Fixing Geometries with st_buffer

-st_buffer enforces valid geometries as an output

  • Setting a 0 distance buffer leaves most geometries unchanged

  • Not all transformations do this

```{r}
z <- x %>% st_buffer(., dist=0)

st_is_valid(z)
```
[1] TRUE

Changing CRS with st_transform

  • You’ve already been using this!!

  • Does not guarantee valid geometries (use check = TRUE if you want this)
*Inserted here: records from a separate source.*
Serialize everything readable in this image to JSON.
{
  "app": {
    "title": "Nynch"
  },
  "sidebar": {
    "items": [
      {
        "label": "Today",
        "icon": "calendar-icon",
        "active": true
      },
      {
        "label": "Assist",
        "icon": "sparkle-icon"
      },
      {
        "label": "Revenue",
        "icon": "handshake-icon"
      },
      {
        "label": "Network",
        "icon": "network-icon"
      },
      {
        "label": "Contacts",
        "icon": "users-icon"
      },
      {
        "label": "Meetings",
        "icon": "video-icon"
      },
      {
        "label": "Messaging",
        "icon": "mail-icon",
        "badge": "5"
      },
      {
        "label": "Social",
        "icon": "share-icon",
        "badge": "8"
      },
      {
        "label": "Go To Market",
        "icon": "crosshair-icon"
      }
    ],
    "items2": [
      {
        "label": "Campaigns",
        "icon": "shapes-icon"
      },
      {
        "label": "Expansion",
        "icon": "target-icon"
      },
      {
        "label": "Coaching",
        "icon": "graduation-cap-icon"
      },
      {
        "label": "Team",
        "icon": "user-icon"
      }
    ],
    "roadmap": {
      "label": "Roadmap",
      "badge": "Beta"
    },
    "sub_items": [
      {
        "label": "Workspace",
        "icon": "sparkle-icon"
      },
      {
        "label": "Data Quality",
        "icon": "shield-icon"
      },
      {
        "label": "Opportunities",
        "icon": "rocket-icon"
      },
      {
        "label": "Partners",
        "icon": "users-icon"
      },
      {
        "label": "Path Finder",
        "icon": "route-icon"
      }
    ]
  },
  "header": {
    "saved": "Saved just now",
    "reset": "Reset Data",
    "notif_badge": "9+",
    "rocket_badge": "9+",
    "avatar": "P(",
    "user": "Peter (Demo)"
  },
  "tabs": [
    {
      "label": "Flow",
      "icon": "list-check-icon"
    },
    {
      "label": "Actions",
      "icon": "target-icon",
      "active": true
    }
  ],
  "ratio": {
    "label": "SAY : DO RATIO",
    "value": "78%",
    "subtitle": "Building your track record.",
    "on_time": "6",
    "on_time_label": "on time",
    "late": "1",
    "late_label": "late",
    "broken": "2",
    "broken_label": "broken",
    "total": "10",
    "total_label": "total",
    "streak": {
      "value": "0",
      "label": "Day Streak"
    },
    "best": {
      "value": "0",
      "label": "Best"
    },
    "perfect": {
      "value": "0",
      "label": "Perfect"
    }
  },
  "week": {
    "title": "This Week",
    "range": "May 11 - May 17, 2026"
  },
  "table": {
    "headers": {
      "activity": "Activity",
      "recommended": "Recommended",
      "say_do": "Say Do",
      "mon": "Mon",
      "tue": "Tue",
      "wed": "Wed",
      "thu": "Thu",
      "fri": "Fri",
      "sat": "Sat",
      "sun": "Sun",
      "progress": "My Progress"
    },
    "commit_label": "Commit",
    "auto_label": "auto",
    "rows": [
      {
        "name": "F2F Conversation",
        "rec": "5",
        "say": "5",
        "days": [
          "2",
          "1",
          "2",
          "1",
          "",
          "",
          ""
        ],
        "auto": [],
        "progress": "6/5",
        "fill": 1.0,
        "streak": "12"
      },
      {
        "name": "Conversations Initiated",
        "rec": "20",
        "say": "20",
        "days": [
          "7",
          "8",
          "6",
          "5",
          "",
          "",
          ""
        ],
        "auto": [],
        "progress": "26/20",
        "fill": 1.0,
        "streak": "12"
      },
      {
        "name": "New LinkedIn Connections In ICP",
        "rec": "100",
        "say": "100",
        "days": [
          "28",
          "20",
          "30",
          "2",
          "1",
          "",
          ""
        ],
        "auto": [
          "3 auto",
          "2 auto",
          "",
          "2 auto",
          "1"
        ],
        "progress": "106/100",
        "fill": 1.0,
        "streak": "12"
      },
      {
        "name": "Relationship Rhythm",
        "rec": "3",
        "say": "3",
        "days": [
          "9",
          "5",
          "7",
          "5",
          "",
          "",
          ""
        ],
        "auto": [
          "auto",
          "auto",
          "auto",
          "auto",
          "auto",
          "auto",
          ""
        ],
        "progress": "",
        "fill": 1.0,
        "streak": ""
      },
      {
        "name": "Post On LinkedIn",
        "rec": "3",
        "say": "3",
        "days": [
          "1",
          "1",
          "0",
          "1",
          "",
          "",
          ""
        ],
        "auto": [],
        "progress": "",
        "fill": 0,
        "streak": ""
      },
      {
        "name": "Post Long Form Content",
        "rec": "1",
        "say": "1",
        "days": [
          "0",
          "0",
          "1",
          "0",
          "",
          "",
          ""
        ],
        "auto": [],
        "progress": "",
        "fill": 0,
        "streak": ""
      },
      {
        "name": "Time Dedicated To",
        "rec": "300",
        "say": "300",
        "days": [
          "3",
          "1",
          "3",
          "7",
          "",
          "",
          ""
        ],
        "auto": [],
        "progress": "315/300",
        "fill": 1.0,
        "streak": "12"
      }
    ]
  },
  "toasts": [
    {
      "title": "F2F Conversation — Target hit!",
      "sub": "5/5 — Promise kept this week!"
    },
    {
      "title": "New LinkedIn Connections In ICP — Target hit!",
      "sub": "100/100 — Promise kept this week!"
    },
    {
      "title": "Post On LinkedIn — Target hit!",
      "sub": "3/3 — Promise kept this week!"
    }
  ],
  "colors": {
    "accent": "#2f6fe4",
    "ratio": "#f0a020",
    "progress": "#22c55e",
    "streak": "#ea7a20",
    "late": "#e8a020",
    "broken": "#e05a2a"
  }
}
  • We’ll try to keep things from getting too complicated

Converting areas to points with st_centroid or st_point_on_surface

  • For “sampling” other datasets

  • To simplify distance calculations

  • To construct networks

id.counties <- tigris::counties(state = "ID", progress_bar=FALSE)
id.centroid <- st_centroid(id.counties)
id.pointonsurf <- st_point_on_surface(id.counties)

Creating “sampling areas”

  • Uncertainty in your point locations

  • Incorporate a fixed range around each point

  • Combine multiple points into a single polygon

hospitals.id <- landmarks.id.csv %>% 
  st_as_sf(., coords = c("longitude", "lattitude")) %>% 
  filter(., MTFCC == "K1231")
st_crs(hospitals.id) <- 4326

Creating sampling areas

hospital.buf <- hospitals.id %>%
  st_buffer(., dist=10000)

hospital.mcp <- hospitals.id %>% 
  st_convex_hull(.)

Other Unary Transformations

transformer returns a geometry …
segmentize a (linear) geometry with nodes at a given density or minimal distance
simplify simplified by removing vertices/nodes (lines or polygons)
split that has been split with a splitting linestring
transform transformed or convert to a new coordinate reference system (chapter @ref(cs))
triangulate with Delauney triangulated polygon(s) (figure @ref(fig:vor))
voronoi with the Voronoi tessellation of an input geometry (figure @ref(fig:vor))
zm with removed or added Z and/or M coordinates
collection_extract with subgeometries from a GEOMETRYCOLLECTION of a particular type
cast that is converted to another type
+ that is shifted over a given vector
* that is multiplied by a scalar or matrix

Binary Transformers

Binary Transformers

function returns infix operator
intersection the overlapping geometries for pair of geometries &
union the combination of the geometries; removes internal boundaries and duplicate points, nodes or line pieces |
difference the geometries of the first after removing the overlap with the second geometry /
sym_difference the combinations of the geometries after removing where they intersect; the negation (opposite) of intersection %/%
crop crop an sf object to a specific rectangle

Binary Transformers

Common Uses of Binary Transformers

  • Relating partially overlapping datasets to each other

  • Reducing the extent of vector objects

N-ary Transformers

  • Similar to Binary (except st_crop)

  • union can be applied to a set of geometries to return its geometrical union

  • intersection and difference take a single argument, but operate (sequentially) on all pairs, triples, quadruples, etc.